Bu yaklaşımın amacı çatışma ve huzursuzluğun kaynağı olan inkâr ve asimilasyonun ortadan kalkacağı, silahlı çatışma ortamının sonlanacağı bir yola girmekti. Dil üzerindeki baskıların kaldırılması ve Kürt kimliğinin anayasal güvenceye kavuşturulması, yıllardır çiğnenmiş meşru hakların teslimi. Bunlar terör estiren zalim bir örgütün yarattığı çatışma ortamı olmadan da konuşulması gereken meselelerdi.
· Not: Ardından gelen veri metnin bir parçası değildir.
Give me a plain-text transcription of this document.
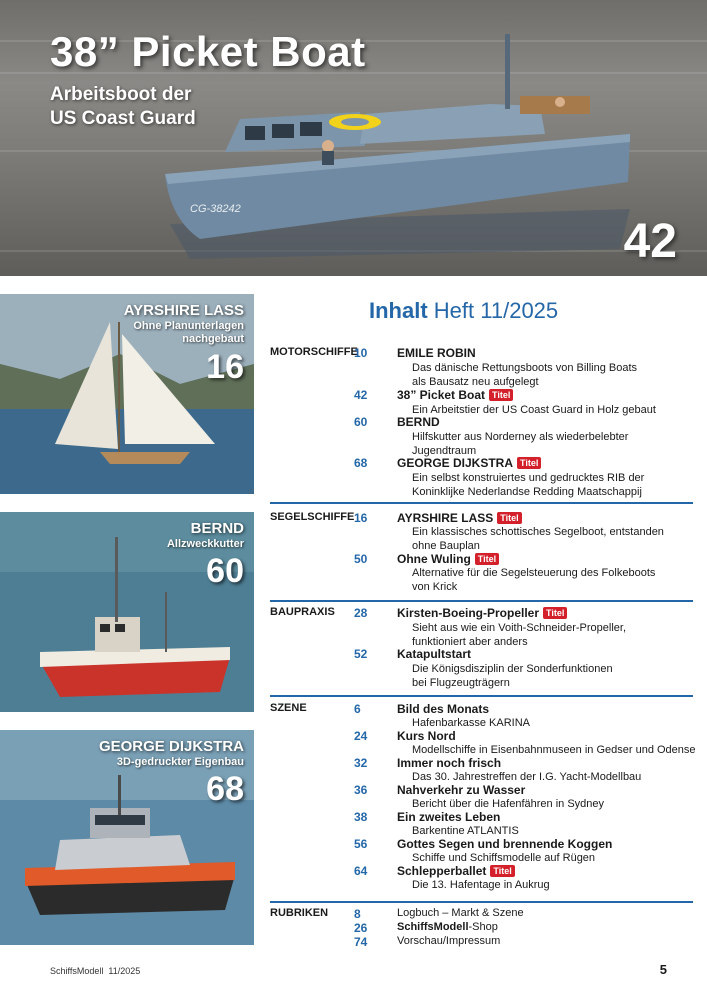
CG-38242
38” Picket Boat
Arbeitsboot der
US Coast Guard
42
AYRSHIRE LASS
Ohne Planunterlagen
nachgebaut
16
BERND
Allzweckkutter
60
GEORGE DIJKSTRA
3D-gedruckter Eigenbau
68
Inhalt Heft 11/2025
MOTORSCHIFFE
10	EMILE ROBIN
Das dänische Rettungsboots von Billing Boats
als Bausatz neu aufgelegt
42	38” Picket Boat Titel
Ein Arbeitstier der US Coast Guard in Holz gebaut
60	BERND
Hilfskutter aus Norderney als wiederbelebter
Jugendtraum
68	GEORGE DIJKSTRA Titel
Ein selbst konstruiertes und gedrucktes RIB der
Koninklijke Nederlandse Redding Maatschappij
SEGELSCHIFFE 16	AYRSHIRE LASS Titel
Ein klassisches schottisches Segelboot, entstanden
ohne Bauplan
50	Ohne Wuling Titel
Alternative für die Segelsteuerung des Folkeboots
von Krick
BAUPRAXIS 28	Kirsten-Boeing-Propeller Titel
Sieht aus wie ein Voith-Schneider-Propeller,
funktioniert aber anders
52	Katapultstart
Die Königsdisziplin der Sonderfunktionen
bei Flugzeugträgern
SZENE	6	Bild des Monats
Hafenbarkasse KARINA
24	Kurs Nord
Modellschiffe in Eisenbahnmuseen in Gedser und Odense
32	Immer noch frisch
Das 30. Jahrestreffen der I.G. Yacht-Modellbau
36	Nahverkehr zu Wasser
Bericht über die Hafenfähren in Sydney
38	Ein zweites Leben
Barkentine ATLANTIS
56	Gottes Segen und brennende Koggen
Schiffe und Schiffsmodelle auf Rügen
64	Schlepperballet Titel
Die 13. Hafentage in Aukrug
RUBRIKEN 8	Logbuch – Markt & Szene
26	SchiffsModell-Shop
74	Vorschau/Impressum
SchiffsModell 11/2025	5
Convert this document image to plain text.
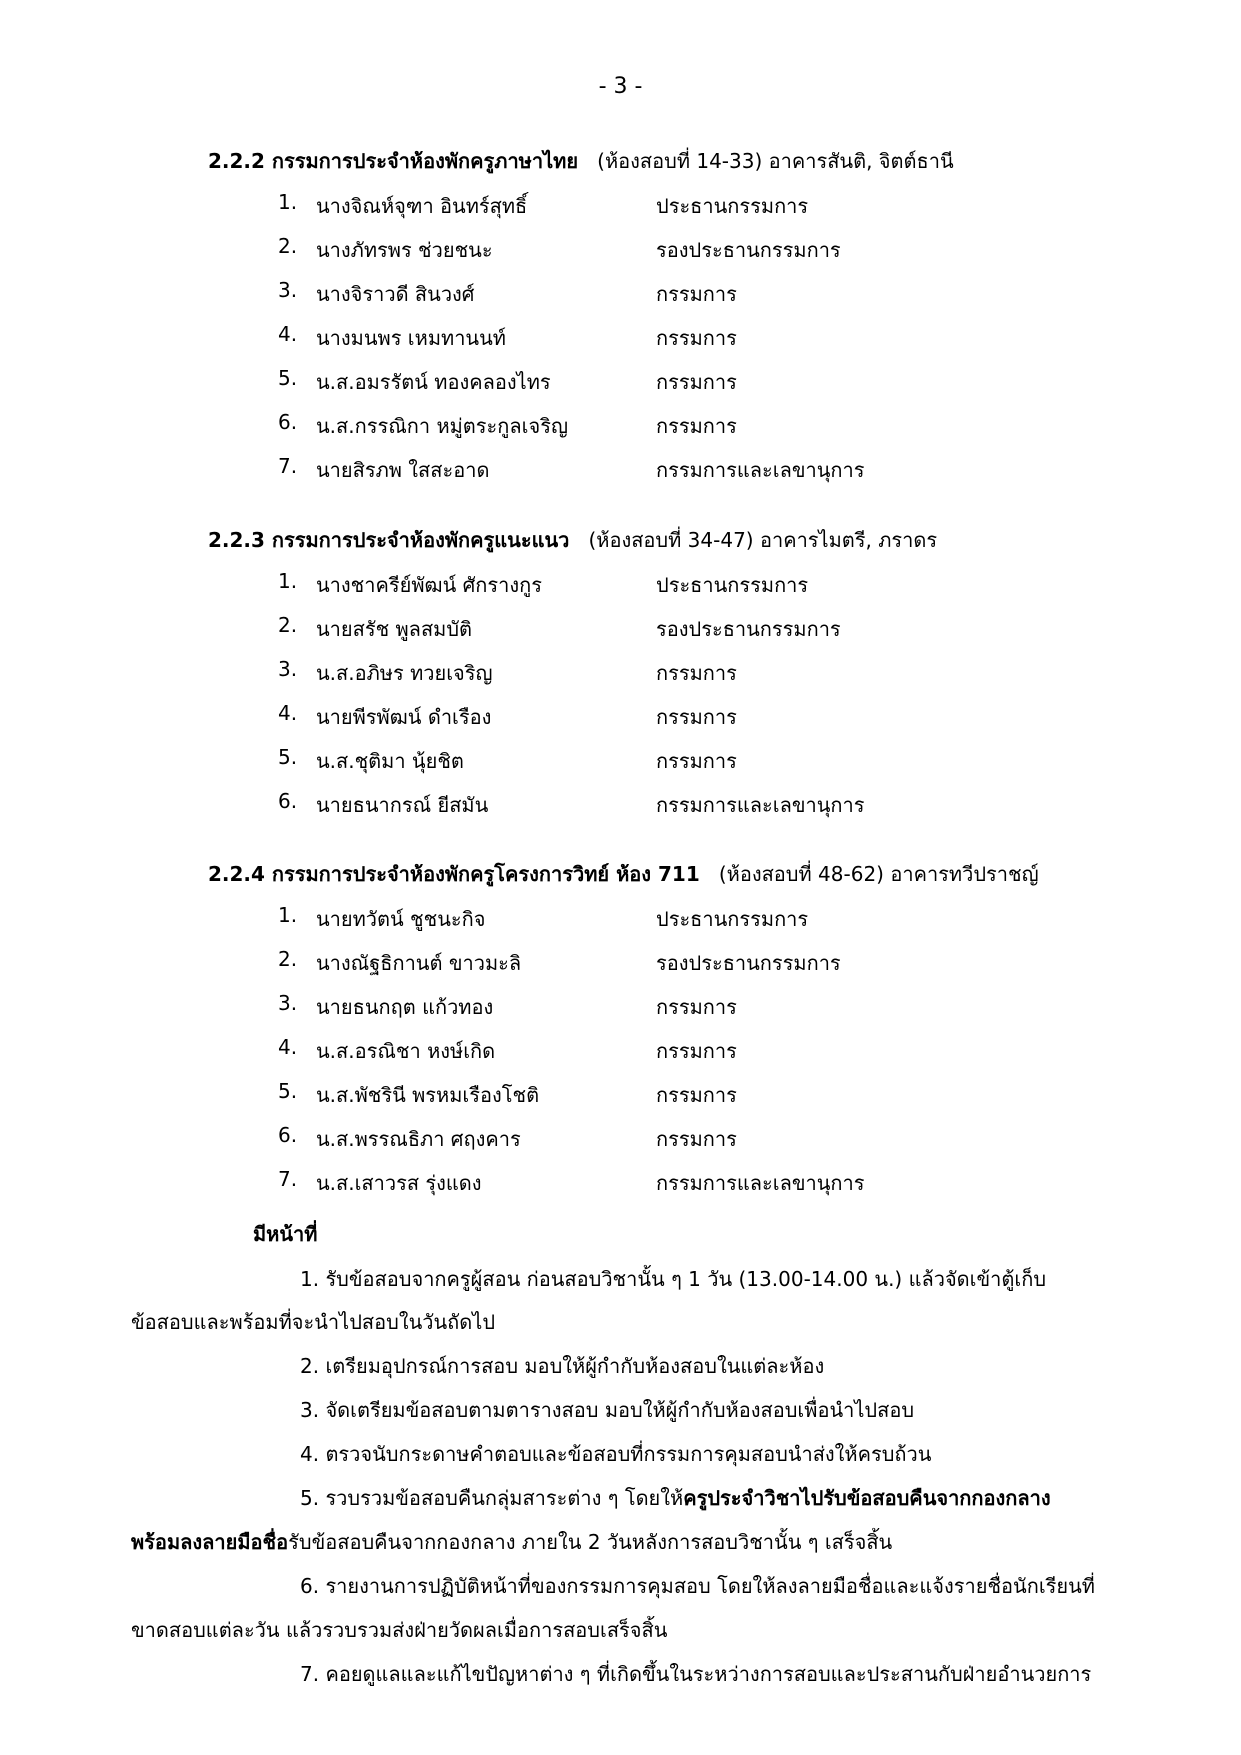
- 3 -
2.2.2 กรรมการประจำห้องพักครูภาษาไทย (ห้องสอบที่ 14-33) อาคารสันติ, จิตต์ธานี
1. นางจิณห์จุฑา อินทร์สุทธิ์	ประธานกรรมการ
2. นางภัทรพร ช่วยชนะ	รองประธานกรรมการ
3. นางจิราวดี สินวงศ์	กรรมการ
4. นางมนพร เหมทานนท์	กรรมการ
5. น.ส.อมรรัตน์ ทองคลองไทร	กรรมการ
6. น.ส.กรรณิกา หมู่ตระกูลเจริญ	กรรมการ
7. นายสิรภพ ใสสะอาด	กรรมการและเลขานุการ
2.2.3 กรรมการประจำห้องพักครูแนะแนว (ห้องสอบที่ 34-47) อาคารไมตรี, ภราดร
1. นางชาครีย์พัฒน์ ศักรางกูร	ประธานกรรมการ
2. นายสรัช พูลสมบัติ	รองประธานกรรมการ
3. น.ส.อภิษร ทวยเจริญ	กรรมการ
4. นายพีรพัฒน์ ดำเรือง	กรรมการ
5. น.ส.ชุติมา นุ้ยชิต	กรรมการ
6. นายธนากรณ์ ยีสมัน	กรรมการและเลขานุการ
2.2.4 กรรมการประจำห้องพักครูโครงการวิทย์ ห้อง 711 (ห้องสอบที่ 48-62) อาคารทวีปราชญ์
1. นายทวัตน์ ชูชนะกิจ	ประธานกรรมการ
2. นางณัฐธิกานต์ ขาวมะลิ	รองประธานกรรมการ
3. นายธนกฤต แก้วทอง	กรรมการ
4. น.ส.อรณิชา หงษ์เกิด	กรรมการ
5. น.ส.พัชรินี พรหมเรืองโชติ	กรรมการ
6. น.ส.พรรณธิภา ศฤงคาร	กรรมการ
7. น.ส.เสาวรส รุ่งแดง	กรรมการและเลขานุการ
มีหน้าที่
1. รับข้อสอบจากครูผู้สอน ก่อนสอบวิชานั้น ๆ 1 วัน (13.00-14.00 น.) แล้วจัดเข้าตู้เก็บ
ข้อสอบและพร้อมที่จะนำไปสอบในวันถัดไป
2. เตรียมอุปกรณ์การสอบ มอบให้ผู้กำกับห้องสอบในแต่ละห้อง
3. จัดเตรียมข้อสอบตามตารางสอบ มอบให้ผู้กำกับห้องสอบเพื่อนำไปสอบ
4. ตรวจนับกระดาษคำตอบและข้อสอบที่กรรมการคุมสอบนำส่งให้ครบถ้วน
5. รวบรวมข้อสอบคืนกลุ่มสาระต่าง ๆ โดยให้ครูประจำวิชาไปรับข้อสอบคืนจากกองกลาง
พร้อมลงลายมือชื่อรับข้อสอบคืนจากกองกลาง ภายใน 2 วันหลังการสอบวิชานั้น ๆ เสร็จสิ้น
6. รายงานการปฏิบัติหน้าที่ของกรรมการคุมสอบ โดยให้ลงลายมือชื่อและแจ้งรายชื่อนักเรียนที่
ขาดสอบแต่ละวัน แล้วรวบรวมส่งฝ่ายวัดผลเมื่อการสอบเสร็จสิ้น
7. คอยดูแลและแก้ไขปัญหาต่าง ๆ ที่เกิดขึ้นในระหว่างการสอบและประสานกับฝ่ายอำนวยการ
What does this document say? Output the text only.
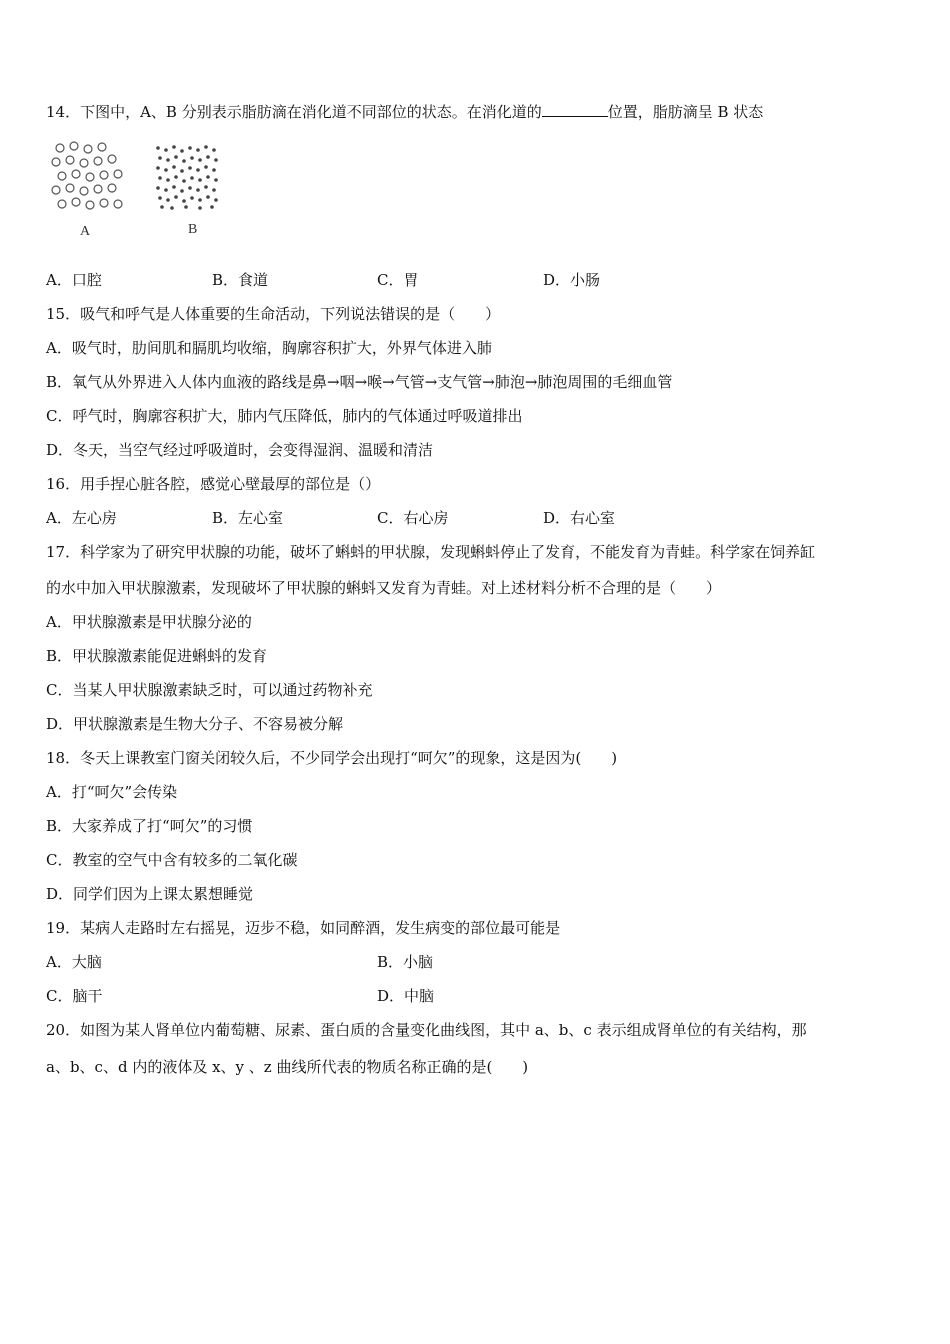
14．下图中，A、B 分别表示脂肪滴在消化道不同部位的状态。在消化道的	位置，脂肪滴呈 B 状态
A	B
A．口腔	B．食道	C．胃	D．小肠
15．吸气和呼气是人体重要的生命活动，下列说法错误的是（　　）
A．吸气时，肋间肌和膈肌均收缩，胸廓容积扩大，外界气体进入肺
B．氧气从外界进入人体内血液的路线是鼻→咽→喉→气管→支气管→肺泡→肺泡周围的毛细血管
C．呼气时，胸廓容积扩大，肺内气压降低，肺内的气体通过呼吸道排出
D．冬天，当空气经过呼吸道时，会变得湿润、温暖和清洁
16．用手捏心脏各腔，感觉心壁最厚的部位是（）
A．左心房	B．左心室	C．右心房	D．右心室
17．科学家为了研究甲状腺的功能，破坏了蝌蚪的甲状腺，发现蝌蚪停止了发育，不能发育为青蛙。科学家在饲养缸
的水中加入甲状腺激素，发现破坏了甲状腺的蝌蚪又发育为青蛙。对上述材料分析不合理的是（　　）
A．甲状腺激素是甲状腺分泌的
B．甲状腺激素能促进蝌蚪的发育
C．当某人甲状腺激素缺乏时，可以通过药物补充
D．甲状腺激素是生物大分子、不容易被分解
18．冬天上课教室门窗关闭较久后，不少同学会出现打“呵欠”的现象，这是因为(　　)
A．打“呵欠”会传染
B．大家养成了打“呵欠”的习惯
C．教室的空气中含有较多的二氧化碳
D．同学们因为上课太累想睡觉
19．某病人走路时左右摇晃，迈步不稳，如同醉酒，发生病变的部位最可能是
A．大脑	B．小脑
C．脑干	D．中脑
20．如图为某人肾单位内葡萄糖、尿素、蛋白质的含量变化曲线图，其中 a、b、c 表示组成肾单位的有关结构，那
a、b、c、d 内的液体及 x、y 、z 曲线所代表的物质名称正确的是(　　)
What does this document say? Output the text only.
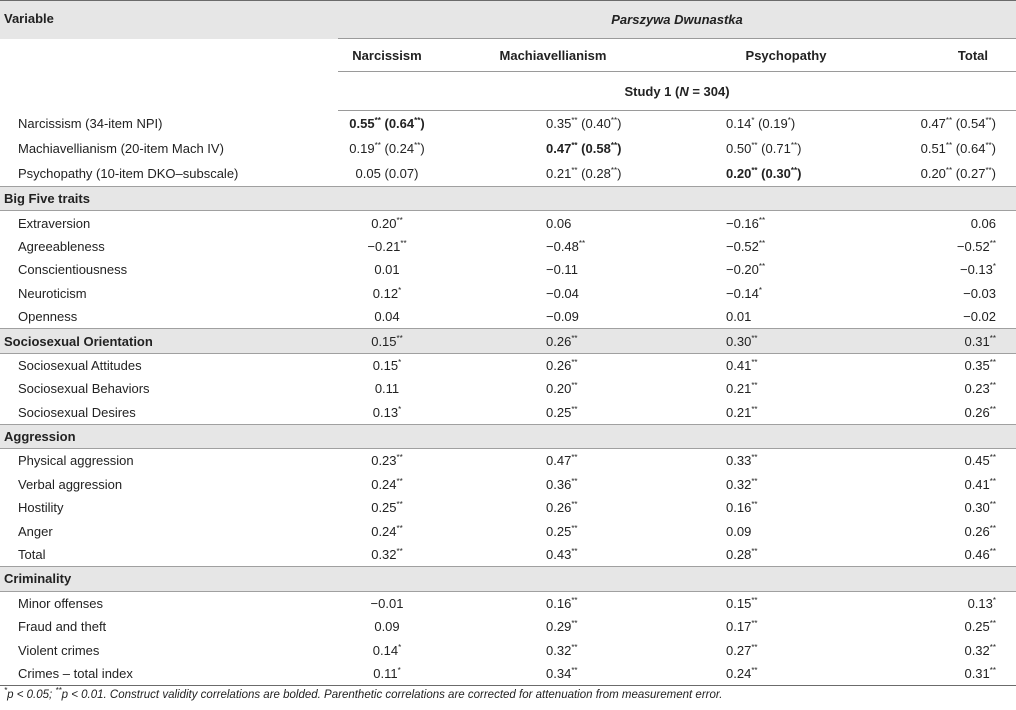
Variable	Parszywa Dwunastka			
	Narcissism	Machiavellianism	Psychopathy	Total
	Study 1 (N = 304)			
Narcissism (34-item NPI)	0.55** (0.64**)	0.35** (0.40**)	0.14* (0.19*)	0.47** (0.54**)
Machiavellianism (20-item Mach IV)	0.19** (0.24**)	0.47** (0.58**)	0.50** (0.71**)	0.51** (0.64**)
Psychopathy (10-item DKO–subscale)	0.05 (0.07)	0.21** (0.28**)	0.20** (0.30**)	0.20** (0.27**)
Big Five traits				
Extraversion	0.20**	0.06	−0.16**	0.06
Agreeableness	−0.21**	−0.48**	−0.52**	−0.52**
Conscientiousness	0.01	−0.11	−0.20**	−0.13*
Neuroticism	0.12*	−0.04	−0.14*	−0.03
Openness	0.04	−0.09	0.01	−0.02
Sociosexual Orientation	0.15**	0.26**	0.30**	0.31**
Sociosexual Attitudes	0.15*	0.26**	0.41**	0.35**
Sociosexual Behaviors	0.11	0.20**	0.21**	0.23**
Sociosexual Desires	0.13*	0.25**	0.21**	0.26**
Aggression				
Physical aggression	0.23**	0.47**	0.33**	0.45**
Verbal aggression	0.24**	0.36**	0.32**	0.41**
Hostility	0.25**	0.26**	0.16**	0.30**
Anger	0.24**	0.25**	0.09	0.26**
Total	0.32**	0.43**	0.28**	0.46**
Criminality				
Minor offenses	−0.01	0.16**	0.15**	0.13*
Fraud and theft	0.09	0.29**	0.17**	0.25**
Violent crimes	0.14*	0.32**	0.27**	0.32**
Crimes – total index	0.11*	0.34**	0.24**	0.31**
*p < 0.05; **p < 0.01. Construct validity correlations are bolded. Parenthetic correlations are corrected for attenuation from measurement error.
Hak ve adalet duygusu varsa, birlik ve bütünlük arzusu sahiciyse kardeşlik için atılması gereken doğal adımlardı zaten.
Süreç içinde bölgede yaşanan zafiyet, otoritenin örgüt tarafından ele geçirilme teşebbüsü halkın kafasını karıştırdı. Silahlı örgüt dayatma ve baskıyla sonuç almaya kalkıştı. Fakat zihinlerin özgürleşmesini engelleyen şiddetin, halkın benimsemediği hendek siyasetinin karşısına sadece güvenlik politikalarını koymak, katedilen bütün mesafeleri yok mesabesine indirecektir.
Ortadoğu’da parçalı ve kıyıcı bir 3. Dünya Savaşı yaşanırken iç barışın kıymetini ve bunun bölgeye getireceği umudu anlamak ve anlatmak çok önemli. Barış adımlarının atıldığı iki yıl içindeki inkişafın ve huzurun aklımızdan silinip gitmesine izin vermemek lazım.
Bütün hatalara rağmen çözüm süreci bölge barışına ulaşmada hala en kıymetlimiz ve yakın tarihin en kayda değer politik başarısı. Çözümün taraflarının ayrı ayrı fakat aynı emperyal güçler tarafından kuşatılarak bu sürece sırtını dönmesi, geri dönüşü olmayan büyük bir hata olur. İspanya İrlanda Kolombiya tecrübelerini konuşuyoruz, elbette insanlık bir diğerinin tecrübesinden yararlanmalı, fakat en önemli ders yanı başımızda yerle bir olan Diyarbakır Cizre, Silopi deneyiminde. Buralarda neyi neden ve nasıl kaybettiğimize dair sağlıklı analizler yapılamazsa bu günleri aramak mukadder olabilir Allah korusun.
Ülke hataları bahane ederek Çözüm Süreci’nin ortadan kalkmasını savunanlara teslim edilirse artık kelimelerin, sözün, emeğin, istişarenin, akletmenin ışığı iyice kararır. “Ülkenin her zamankinden çok birlik ve beraberliğe ihtiyacı var” sözüyle büyüdük hepimiz, bunun gerçekleşmesi ilkelerin, her koşulda adaleti öncelemenin izini sürmekten geçiyor.
Silahlar konuşacağına insanlar konuşsun, hikayeleri duyalım, ötekini kazanmanın, birbirimize sahip çıkmanın, kardeşinin hakikatine eğilmenin yoluna çıkalım.